I'm using SWI-Prolog, and that provides a "profile" goal, which provides some statistics. I was surprised to find that the simplest rules in my database are taking up the majority of execution time. My corpus contains strings that represent numbers, and I want to capture these in a scalar/3
predicate. These are hogging ~50-60% of total execution time.
At the outset, I had 70 lines in my scalars.pl
, representing the numeric and natural language representations of the numbers in my corpus. Like so:
scalar(scalar(3)) --> ["three"].
scalar(scalar(3)) --> ["3"].
scalar(scalar(4)) --> ["four"].
scalar(scalar(4)) --> ["4"].
...and so on.
Thinking that the length of the file was the problem, I put in a new rule that would automatically parse any numeric representations:
scalar(scalar(X)) --> [Y], { atom_number(Y, X) }.
Thanks to that, I've gone from 70 rules to 31, and helped a bit -- but it wasn't a huge savings. Is there anything more that can be done? My feeling is maybe not, because what could be simpler than a single atom in a list?
These scalars are called in a lot of places throughout the grammar, and I assume that's the root of the issue. Though they're simple rules, they're everywhere, and unavoidably so. A highly general grammar just won't work for my application, and I wouldn't be surprised if I end up with 3,000 rules or more.
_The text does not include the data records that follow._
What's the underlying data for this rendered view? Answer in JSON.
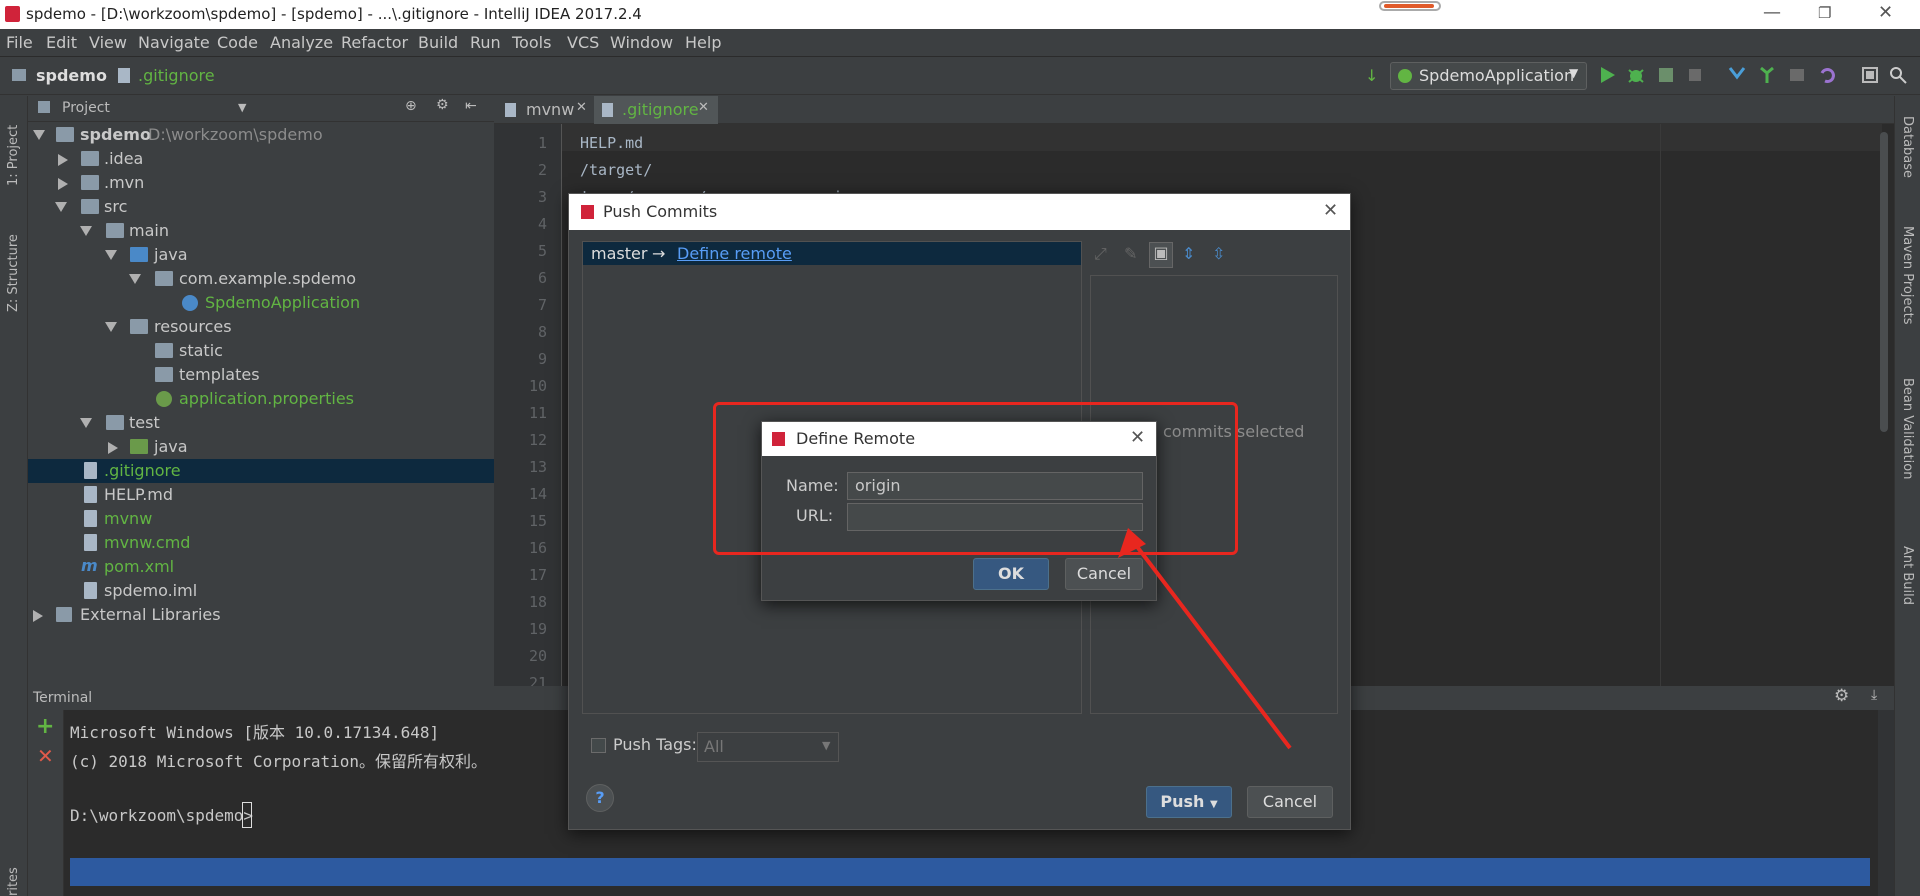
{
  "window": {
    "title": "spdemo - [D:\\workzoom\\spdemo] - [spdemo] - ...\\.gitignore - IntelliJ IDEA 2017.2.4"
  },
  "menu": [
    "File",
    "Edit",
    "View",
    "Navigate",
    "Code",
    "Analyze",
    "Refactor",
    "Build",
    "Run",
    "Tools",
    "VCS",
    "Window",
    "Help"
  ],
  "navbar": {
    "project": "spdemo",
    "file": ".gitignore",
    "run_config": "SpdemoApplication"
  },
  "left_strip": {
    "project": "1: Project",
    "structure": "Z: Structure",
    "favorites": "rites"
  },
  "right_strip": {
    "database": "Database",
    "maven": "Maven Projects",
    "bean": "Bean Validation",
    "ant": "Ant Build"
  },
  "project_panel": {
    "header": "Project",
    "tree": [
      {
        "label": "spdemo",
        "extra": "D:\\workzoom\\spdemo"
      },
      {
        "label": ".idea"
      },
      {
        "label": ".mvn"
      },
      {
        "label": "src"
      },
      {
        "label": "main"
      },
      {
        "label": "java"
      },
      {
        "label": "com.example.spdemo"
      },
      {
        "label": "SpdemoApplication"
      },
      {
        "label": "resources"
      },
      {
        "label": "static"
      },
      {
        "label": "templates"
      },
      {
        "label": "application.properties"
      },
      {
        "label": "test"
      },
      {
        "label": "java"
      },
      {
        "label": ".gitignore"
      },
      {
        "label": "HELP.md"
      },
      {
        "label": "mvnw"
      },
      {
        "label": "mvnw.cmd"
      },
      {
        "label": "pom.xml"
      },
      {
        "label": "spdemo.iml"
      },
      {
        "label": "External Libraries"
      }
    ]
  },
  "editor": {
    "tabs": [
      {
        "label": "mvnw"
      },
      {
        "label": ".gitignore"
      }
    ],
    "line_numbers": [
      "1",
      "2",
      "3",
      "4",
      "5",
      "6",
      "7",
      "8",
      "9",
      "10",
      "11",
      "12",
      "13",
      "14",
      "15",
      "16",
      "17",
      "18",
      "19",
      "20",
      "21"
    ],
    "lines": [
      "HELP.md",
      "/target/",
      "!.mvn/wrapper/maven-wrapper.jar"
    ]
  },
  "terminal": {
    "title": "Terminal",
    "lines": [
      "Microsoft Windows [版本 10.0.17134.648]",
      "(c) 2018 Microsoft Corporation。保留所有权利。",
      "",
      "D:\\workzoom\\spdemo>"
    ]
  },
  "push_dialog": {
    "title": "Push Commits",
    "branch": "master",
    "arrow": "→",
    "define_remote_link": "Define remote",
    "empty_text": "commits selected",
    "push_tags_label": "Push Tags:",
    "push_tags_value": "All",
    "push_button": "Push",
    "cancel_button": "Cancel",
    "help": "?"
  },
  "define_remote": {
    "title": "Define Remote",
    "name_label": "Name:",
    "name_value": "origin",
    "url_label": "URL:",
    "url_value": "",
    "ok_button": "OK",
    "cancel_button": "Cancel"
  },
  "colors": {
    "annotation": "#e8271f",
    "link": "#589df6",
    "green_text": "#62b543",
    "selection": "#0d293e"
  }
}
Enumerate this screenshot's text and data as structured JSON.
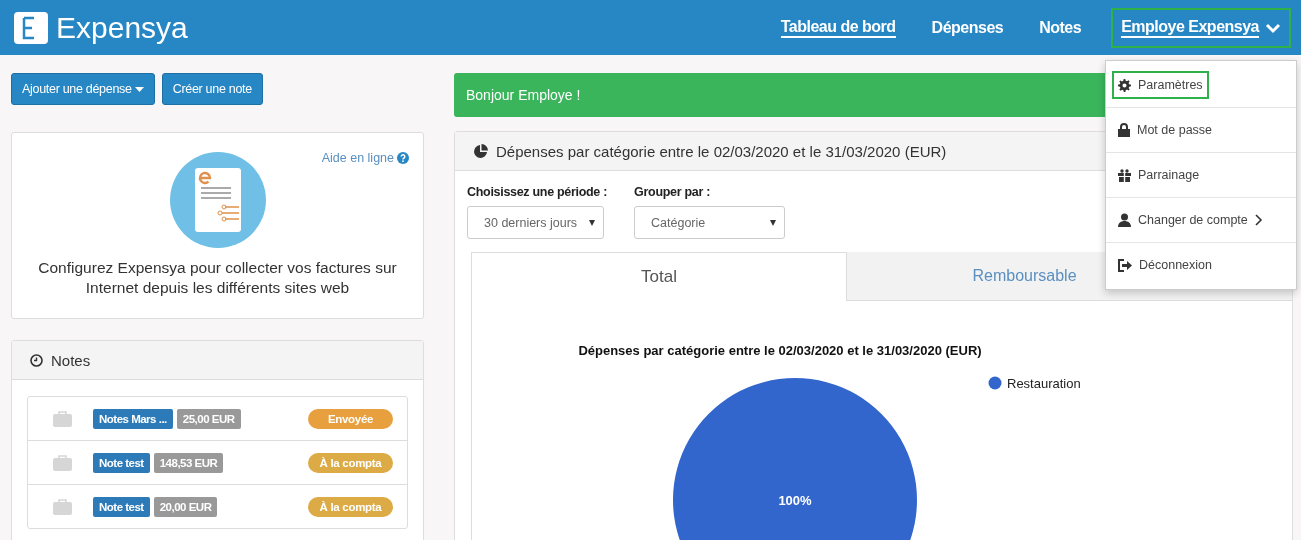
{
  "brand": {
    "name": "Expensya"
  },
  "nav": [
    {
      "label": "Tableau de bord",
      "selected": true,
      "highlighted": false
    },
    {
      "label": "Dépenses",
      "selected": false,
      "highlighted": false
    },
    {
      "label": "Notes",
      "selected": false,
      "highlighted": false
    },
    {
      "label": "Employe Expensya",
      "selected": true,
      "highlighted": true,
      "kind": "dropdown"
    }
  ],
  "user_menu": [
    {
      "label": "Paramètres",
      "highlighted": true,
      "submenu": false
    },
    {
      "label": "Mot de passe",
      "highlighted": false,
      "submenu": false
    },
    {
      "label": "Parrainage",
      "highlighted": false,
      "submenu": false
    },
    {
      "label": "Changer de compte",
      "highlighted": false,
      "submenu": true
    },
    {
      "label": "Déconnexion",
      "highlighted": false,
      "submenu": false
    }
  ],
  "actions": [
    {
      "label": "Ajouter une dépense",
      "caret": true
    },
    {
      "label": "Créer une note",
      "caret": false
    }
  ],
  "help_card": {
    "link": "Aide en ligne",
    "text": "Configurez Expensya pour collecter vos factures sur Internet depuis les différents sites web"
  },
  "notes_panel": {
    "title": "Notes",
    "rows": [
      {
        "name": "Notes Mars ...",
        "amount": "25,00 EUR",
        "status": "Envoyée",
        "color": "#e8a03f"
      },
      {
        "name": "Note test",
        "amount": "148,53 EUR",
        "status": "À la compta",
        "color": "#dcab45"
      },
      {
        "name": "Note test",
        "amount": "20,00 EUR",
        "status": "À la compta",
        "color": "#dcab45"
      }
    ]
  },
  "alert": {
    "text": "Bonjour Employe !"
  },
  "chart_panel": {
    "title": "Dépenses par catégorie entre le 02/03/2020 et le 31/03/2020 (EUR)",
    "period": {
      "label": "Choisissez une période :",
      "value": "30 derniers jours"
    },
    "group_by": {
      "label": "Grouper par :",
      "value": "Catégorie"
    },
    "tabs": [
      {
        "label": "Total",
        "selected": true
      },
      {
        "label": "Remboursable",
        "selected": false
      }
    ],
    "chart_data": {
      "type": "pie",
      "title": "Dépenses par catégorie entre le 02/03/2020 et le 31/03/2020 (EUR)",
      "categories": [
        "Restauration"
      ],
      "values": [
        100
      ],
      "value_labels": [
        "100%"
      ]
    }
  }
}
I've never built a DCG this large, so I'm not sure how much I can expect in terms of performance. Happy to take any kind of advice on this one: is there some other way of encoding these rules? Should I accept that some parses will take a long time, and figure out how to run parses in parallel?
Thank you in advance!
EDIT: I was asked to provide a reproducible example, but to do that I'd have to link SO to the entire project, since this is an issue of scale. Here's a toy version of what I'm doing for the sake of completeness. Just imagine there were large files describing hundreds of nouns, hundreds of verbs, and hundreds of syntactic structures.
sent(sent(VP, NP)) --> vp(VP), np(NP).
vp(vp(V)) --> v(V).
np(np(Qty, Noun)) --> qty(Qty), n(Noun).
scalar(scalar(3)) --> ["three"].
scalar(scalar(X)) --> [Y], { atom_number(Y, X) }.
qty(qty(Scalar)) --> scalar(Scalar).
v(v(eat)) --> ["eat"].
n(n(pie)) --> ["pie"].